End Quote Norman Smith BBC Radio 4 chief political correspondent The 26 meetings or events involving News International figures compares with: nine involving Telegraph Media Group figures; four meetings involving Associated Newspapers, publisher of the Daily Mail and Mail on Sunday; four meetings involving the Evening Standard.

BBC Radio 4 chief political correspondent Norman Smith said: "It's pointed out that News International is a formidable player in the British media market and therefore it's perhaps understandable that the prime minister should devote so much time to them.

"Similarly, when you look at the list, many of the meetings were for things like charity receptions or award ceremonies. They were sort of informal gatherings rather than serious, across-the-table discussions with senior executives at News International.

"Nevertheless, it sort of fuels the perception - certainly the accusation from Labour - that the prime minister was too close to News International."

The prime minister's relationship with Mr Coulson was "the one thing that could profoundly damage Mr Cameron from all these hacking allegations," our correspondent added.

"Still Mr Cameron seems unwilling to disown Andy Coulson, repeatedly stressing the good work he did in Downing Street and in no sense cutting him loose."

'Lack of judgement'

Labour's Lord Prescott accused Mr Cameron of being "very much wrapped into the Murdoch operations".

Shadow culture secretary Ivan Lewis said the disclosure of the list of engagements offered "yet more evidence of an extraordinary lack of judgement by David Cameron".

Printed apologies in Saturday's papers The apology letter appeared in several Murdoch papers and other titles

"He hosted Andy Coulson at Chequers after, in the prime minister's own words, Mr Coulson's second chance hadn't worked out.

"David Cameron may think that this is a good day to bury bad news but he now has an increasing number of serious questions to answer."

Rupert Murdoch has taken out full-page advertisements in several newspapers on Saturday, using the space to say: "We are sorry for the serious wrongdoing that occurred."

The printed apology expresses regret for not acting faster "to sort things out".

"I realise that simply apologising is not enough.
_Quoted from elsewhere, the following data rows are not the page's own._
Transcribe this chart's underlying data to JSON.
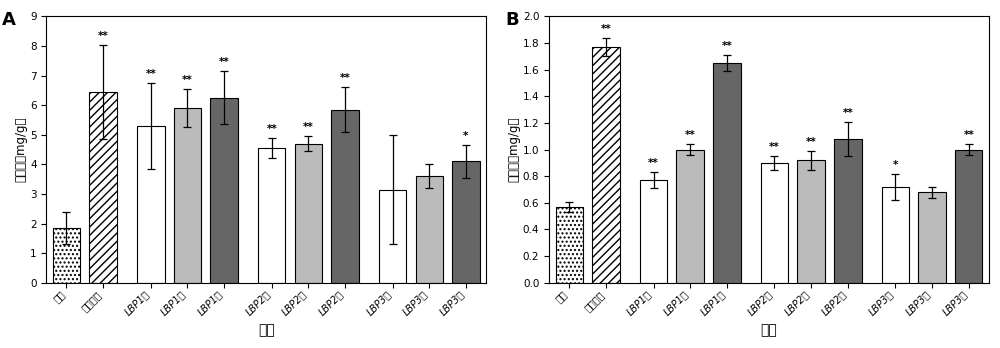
{
  "chart_A": {
    "title": "A",
    "ylabel": "肝糖原（mg/g）",
    "xlabel": "组别",
    "ylim": [
      0,
      9
    ],
    "yticks": [
      0,
      1,
      2,
      3,
      4,
      5,
      6,
      7,
      8,
      9
    ],
    "categories": [
      "空白",
      "阳性对照",
      "LBP1低",
      "LBP1中",
      "LBP1高",
      "LBP2低",
      "LBP2中",
      "LBP2高",
      "LBP3低",
      "LBP3中",
      "LBP3高"
    ],
    "values": [
      1.85,
      6.45,
      5.3,
      5.9,
      6.25,
      4.55,
      4.7,
      5.85,
      3.15,
      3.6,
      4.1
    ],
    "errors": [
      0.55,
      1.6,
      1.45,
      0.65,
      0.9,
      0.35,
      0.25,
      0.75,
      1.85,
      0.4,
      0.55
    ],
    "sig_labels": [
      "",
      "**",
      "**",
      "**",
      "**",
      "**",
      "**",
      "**",
      "",
      "",
      "*"
    ],
    "bar_facecolors": [
      "#ffffff",
      "#ffffff",
      "#ffffff",
      "#bbbbbb",
      "#666666",
      "#ffffff",
      "#bbbbbb",
      "#666666",
      "#ffffff",
      "#bbbbbb",
      "#666666"
    ],
    "bar_hatches": [
      "....",
      "////",
      "",
      "",
      "",
      "",
      "",
      "",
      "",
      "",
      ""
    ]
  },
  "chart_B": {
    "title": "B",
    "ylabel": "肌糖原（mg/g）",
    "xlabel": "组别",
    "ylim": [
      0.0,
      2.0
    ],
    "yticks": [
      0.0,
      0.2,
      0.4,
      0.6,
      0.8,
      1.0,
      1.2,
      1.4,
      1.6,
      1.8,
      2.0
    ],
    "categories": [
      "空白",
      "阳性对照",
      "LBP1低",
      "LBP1中",
      "LBP1高",
      "LBP2低",
      "LBP2中",
      "LBP2高",
      "LBP3低",
      "LBP3中",
      "LBP3高"
    ],
    "values": [
      0.57,
      1.77,
      0.77,
      1.0,
      1.65,
      0.9,
      0.92,
      1.08,
      0.72,
      0.68,
      1.0
    ],
    "errors": [
      0.04,
      0.07,
      0.06,
      0.04,
      0.06,
      0.05,
      0.07,
      0.13,
      0.1,
      0.04,
      0.04
    ],
    "sig_labels": [
      "",
      "**",
      "**",
      "**",
      "**",
      "**",
      "**",
      "**",
      "*",
      "",
      "**"
    ],
    "bar_facecolors": [
      "#ffffff",
      "#ffffff",
      "#ffffff",
      "#bbbbbb",
      "#666666",
      "#ffffff",
      "#bbbbbb",
      "#666666",
      "#ffffff",
      "#bbbbbb",
      "#666666"
    ],
    "bar_hatches": [
      "....",
      "////",
      "",
      "",
      "",
      "",
      "",
      "",
      "",
      "",
      ""
    ]
  },
  "positions": [
    0,
    1,
    2.3,
    3.3,
    4.3,
    5.6,
    6.6,
    7.6,
    8.9,
    9.9,
    10.9
  ],
  "bar_width": 0.75,
  "fig_width": 10.0,
  "fig_height": 3.48,
  "dpi": 100
}
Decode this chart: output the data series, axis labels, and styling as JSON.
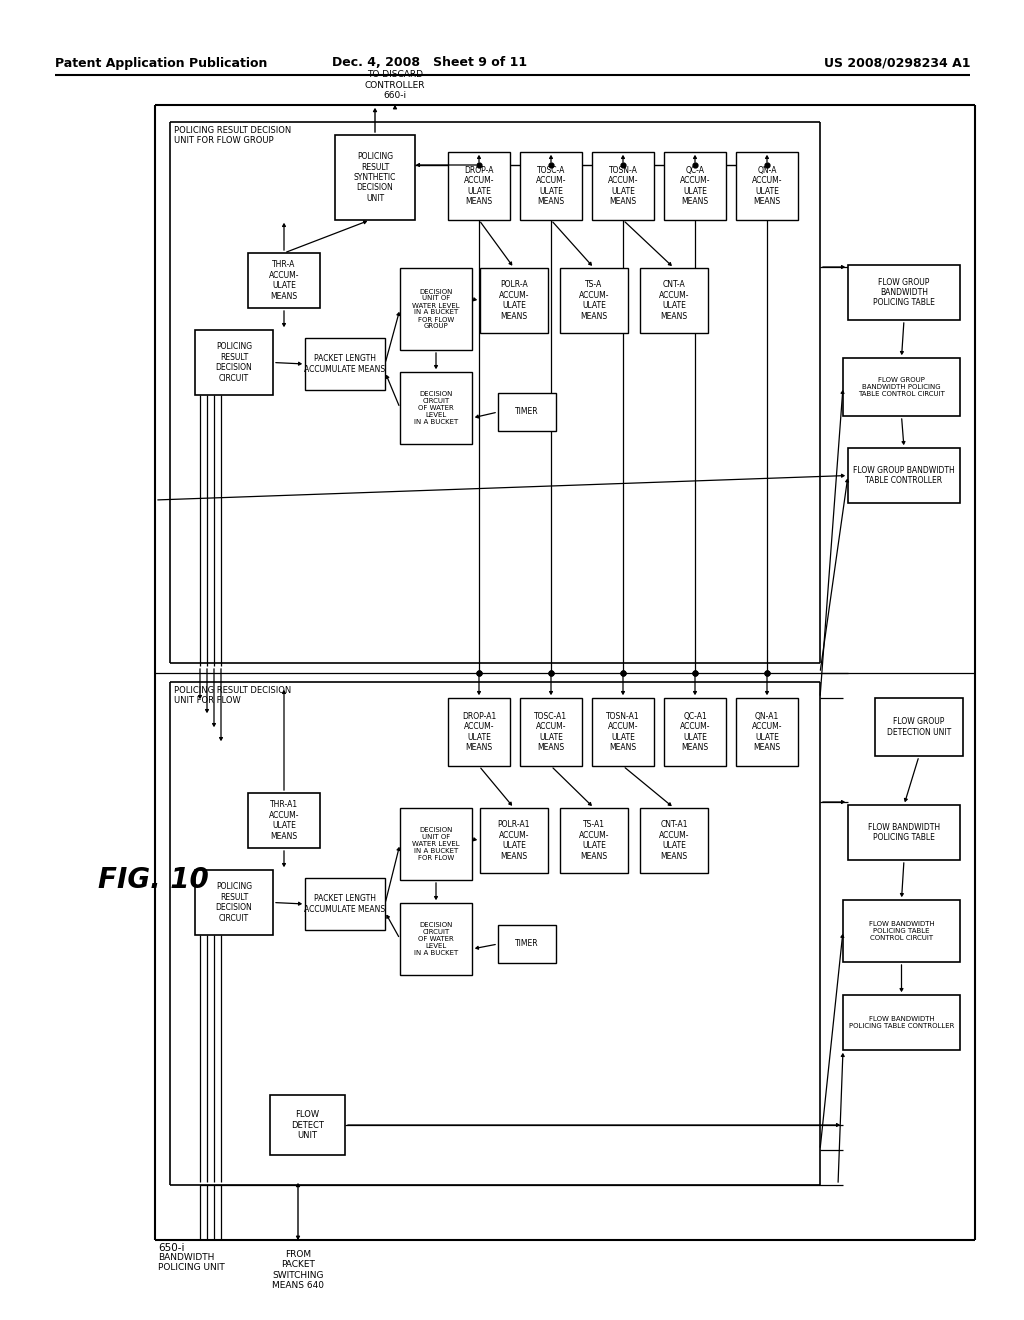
{
  "bg_color": "#ffffff",
  "header_left": "Patent Application Publication",
  "header_center": "Dec. 4, 2008   Sheet 9 of 11",
  "header_right": "US 2008/0298234 A1",
  "fig_label": "FIG. 10",
  "outer_label1": "650-i",
  "outer_label2": "BANDWIDTH\nPOLICING UNIT",
  "from_label": "FROM\nPACKET\nSWITCHING\nMEANS 640",
  "to_discard": "TO DISCARD\nCONTROLLER\n660-i"
}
Our business was founded on the idea that a free and open press should be a positive force in society. We need to live up to this.

"In the coming days, as we take further concrete steps to resolve these issues and make amends for the damage they have caused, you will hear more from us," says the statement, signed "sincerely, Rupert Murdoch".

MPs' questions

Rupert and James Murdoch and Mrs Brooks are due to appear in front of the Commons media select committee on Tuesday to answer MPs' questions on the hacking scandal.

Mrs Brooks was editor of News of the World between 2000 and 2003, during which time the phone belonging to murdered schoolgirl Milly Dowler was tampered with.

As well as her resignation, senior News Corporation executive Les Hinton quit on Friday.

Mrs Brooks has been replaced by Tom Mockridge, who was in charge of News Corporation's Italian broadcasting arm.

In a resignation statement, Mrs Brooks said she felt a "deep responsibility for the people we have hurt".

Mr Cameron said through a spokesman that her resignation was "the right decision".

Mr Hinton, chief executive of the media group's Dow Jones, said in a statement that he was "ignorant of what apparently happened" but felt it was proper to resign.

The most senior executive to leave the conglomerate, Mr Hinton was previously head of News International from 1995 to 2007 and has worked with Rupert Murdoch for more than five decades.

On Friday, Rupert Murdoch apologised to Milly Dowler's family at a meeting in London.

The family's solicitor Mark Lewis said the newspaper boss looked very shaken up and upset during the talks, which were arranged at short notice.